AVS 61st International Symposium & Exhibition | |
Selective Deposition as an Enabler of Self-Alignment Focus Topic | Wednesday Sessions |
Session SD-WeA |
Session: | Process Development for Selective Deposition and Self-Aligned Patterning |
Presenter: | Gregory Parsons, North Carolina State University |
Authors: | G.N. Parsons, North Carolina State University B. Kalanyan, North Carolina State University S.E. Atanasov, North Carolina State University |
Correspondent: | Click to Email |
Selective area CVD has been heavily studied, and several strategies for selective growth are known, including sacrificial reactions, surface activation, nucleating species removal and passivation of non-growth surfaces. However, the success of selective deposition processes in manufacturing has been limited. Atomic layer deposition allows the partial pressure and exposure sequence of individual reactants to be independently adjusted, providing additional control in surface reaction sequence. Surface passivation layers can promote selective area ALD of metals and dielectrics, but integration into manufacturing can be a challenge. Recently, we have studied modified ALD process sequences as a means to control nucleation, without the need for pre-deposited nucleation blocking layers.
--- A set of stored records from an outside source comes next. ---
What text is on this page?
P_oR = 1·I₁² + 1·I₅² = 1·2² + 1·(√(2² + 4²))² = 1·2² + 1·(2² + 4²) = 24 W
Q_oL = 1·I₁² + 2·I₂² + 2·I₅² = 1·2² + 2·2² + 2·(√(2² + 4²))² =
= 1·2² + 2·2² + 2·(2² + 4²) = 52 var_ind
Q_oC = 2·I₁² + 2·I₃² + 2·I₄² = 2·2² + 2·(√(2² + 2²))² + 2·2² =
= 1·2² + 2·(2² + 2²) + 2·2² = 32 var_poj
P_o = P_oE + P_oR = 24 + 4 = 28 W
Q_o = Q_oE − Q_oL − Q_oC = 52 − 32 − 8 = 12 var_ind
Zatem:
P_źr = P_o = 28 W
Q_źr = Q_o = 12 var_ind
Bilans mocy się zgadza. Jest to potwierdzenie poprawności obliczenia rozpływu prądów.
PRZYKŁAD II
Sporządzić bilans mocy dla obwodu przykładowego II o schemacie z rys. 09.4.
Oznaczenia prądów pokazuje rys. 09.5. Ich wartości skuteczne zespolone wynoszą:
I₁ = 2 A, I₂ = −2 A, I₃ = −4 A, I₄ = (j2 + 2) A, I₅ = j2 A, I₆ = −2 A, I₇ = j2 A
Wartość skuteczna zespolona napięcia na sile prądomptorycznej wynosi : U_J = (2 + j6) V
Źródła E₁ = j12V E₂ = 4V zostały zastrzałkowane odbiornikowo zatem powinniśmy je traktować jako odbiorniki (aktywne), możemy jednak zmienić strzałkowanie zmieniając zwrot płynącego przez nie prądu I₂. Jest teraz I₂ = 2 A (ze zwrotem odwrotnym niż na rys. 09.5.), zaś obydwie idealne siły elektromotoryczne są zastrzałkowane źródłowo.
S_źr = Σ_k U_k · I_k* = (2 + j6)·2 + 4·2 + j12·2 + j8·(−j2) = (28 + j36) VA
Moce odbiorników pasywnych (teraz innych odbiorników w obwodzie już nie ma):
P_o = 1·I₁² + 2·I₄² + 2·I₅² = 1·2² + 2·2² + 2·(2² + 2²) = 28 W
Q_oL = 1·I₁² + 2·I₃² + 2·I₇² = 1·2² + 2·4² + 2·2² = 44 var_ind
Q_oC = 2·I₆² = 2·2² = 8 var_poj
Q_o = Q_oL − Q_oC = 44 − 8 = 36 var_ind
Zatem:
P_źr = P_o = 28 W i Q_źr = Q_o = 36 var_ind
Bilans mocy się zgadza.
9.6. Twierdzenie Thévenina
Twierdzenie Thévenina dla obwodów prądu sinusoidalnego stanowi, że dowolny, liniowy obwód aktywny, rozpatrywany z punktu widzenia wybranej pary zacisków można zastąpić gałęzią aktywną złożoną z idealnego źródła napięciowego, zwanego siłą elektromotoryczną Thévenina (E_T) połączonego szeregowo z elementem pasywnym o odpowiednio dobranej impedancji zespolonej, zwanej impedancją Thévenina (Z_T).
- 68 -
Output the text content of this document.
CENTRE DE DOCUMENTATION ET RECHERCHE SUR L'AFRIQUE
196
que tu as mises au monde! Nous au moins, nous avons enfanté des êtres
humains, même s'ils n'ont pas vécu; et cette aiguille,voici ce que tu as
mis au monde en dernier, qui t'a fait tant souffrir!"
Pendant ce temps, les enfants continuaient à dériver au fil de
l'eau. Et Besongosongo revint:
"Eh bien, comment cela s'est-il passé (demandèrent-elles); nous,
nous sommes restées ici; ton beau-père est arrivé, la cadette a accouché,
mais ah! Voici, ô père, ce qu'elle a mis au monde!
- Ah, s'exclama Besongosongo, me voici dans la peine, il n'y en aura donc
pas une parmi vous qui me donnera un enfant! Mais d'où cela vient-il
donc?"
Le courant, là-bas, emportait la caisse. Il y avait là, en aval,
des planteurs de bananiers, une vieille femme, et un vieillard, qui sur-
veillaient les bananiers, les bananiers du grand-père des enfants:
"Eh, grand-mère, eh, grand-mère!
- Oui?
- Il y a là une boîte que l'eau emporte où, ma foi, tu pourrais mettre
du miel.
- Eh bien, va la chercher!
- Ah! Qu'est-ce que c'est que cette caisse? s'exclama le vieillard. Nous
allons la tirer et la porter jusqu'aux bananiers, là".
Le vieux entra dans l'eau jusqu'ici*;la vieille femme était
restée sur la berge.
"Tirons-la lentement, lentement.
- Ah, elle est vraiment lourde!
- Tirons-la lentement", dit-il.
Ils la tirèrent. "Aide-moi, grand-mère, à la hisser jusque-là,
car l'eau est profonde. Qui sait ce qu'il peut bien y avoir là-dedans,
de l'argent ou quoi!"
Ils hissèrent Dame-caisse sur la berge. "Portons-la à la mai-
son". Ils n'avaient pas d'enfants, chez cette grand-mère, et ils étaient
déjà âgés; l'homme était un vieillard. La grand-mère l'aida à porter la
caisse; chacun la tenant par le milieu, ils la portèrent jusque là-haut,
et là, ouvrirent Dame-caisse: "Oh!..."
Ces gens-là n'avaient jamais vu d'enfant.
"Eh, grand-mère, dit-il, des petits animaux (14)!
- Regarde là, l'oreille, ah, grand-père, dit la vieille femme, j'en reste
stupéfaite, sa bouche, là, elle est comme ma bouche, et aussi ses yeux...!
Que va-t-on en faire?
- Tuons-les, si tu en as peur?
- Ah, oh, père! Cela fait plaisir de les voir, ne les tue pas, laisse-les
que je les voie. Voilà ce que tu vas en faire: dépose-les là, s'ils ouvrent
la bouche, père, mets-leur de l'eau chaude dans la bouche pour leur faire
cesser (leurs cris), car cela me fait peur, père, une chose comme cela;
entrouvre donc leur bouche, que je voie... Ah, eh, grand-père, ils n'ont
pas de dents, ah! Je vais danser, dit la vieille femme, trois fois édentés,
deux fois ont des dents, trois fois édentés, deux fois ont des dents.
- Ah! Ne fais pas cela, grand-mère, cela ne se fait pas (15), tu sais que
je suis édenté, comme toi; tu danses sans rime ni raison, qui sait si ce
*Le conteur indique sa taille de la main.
For example, tungsten ALD using WF6/SiH4 onto SiO2 proceeds when surface Si-H (from SiH4) begins to form, allowing WF6 reduction to W and elimination of SiF4. We hypothesized that the introduction of a H2 or H-plasma exposure into the ALD sequence after the SiH4 dose may help remove Si from the SiO2, which could extend the nucleation delay on SiO2, while not affecting W growth on Si. Using ellipsometry, XPS, high resolution SEM and in-situ quadrupole mass spectrometry we found that a H2 exposure step after SiH4 during W ALD on ex-situ prepared SiO2 decreased the rate of W nucleation compared to growth without the H2 step, effectively increasing the selectivity window. At 220°C, one ALD cycle produced nm-scale nuclei on Si-H surfaces, and film coalescence after ~10 cycles, whereas growth on SiO2 showed no W nuclei after 10 cycles. After some nucleation, growth proceeded readily on the nuclei, with few new nuclei forming, producing rough surfaces that coalesced after 40 cycles. Including the H2 exposure step after SiH4 delayed nucleation by 5-10 cycles on SiO2, with no noticeable effect on Si-H. However, we found that removing surface carbon from the SiO2 prior to growth had a similar effect, indicating that C helped aid nucleation. Recent work with H2-plasma exposure also shows enhanced nucleation on SiO2, which likely depends on the extent of H exposure. In other studies, we are examining metal oxide nucleation using metal/metal alkoxide reaction sequences and comparing to similar reactions with water as a reactant. These results will help to define ALD nucleation sequences that are distinct from steady-state film growth, to achieve reliable selective area deposition.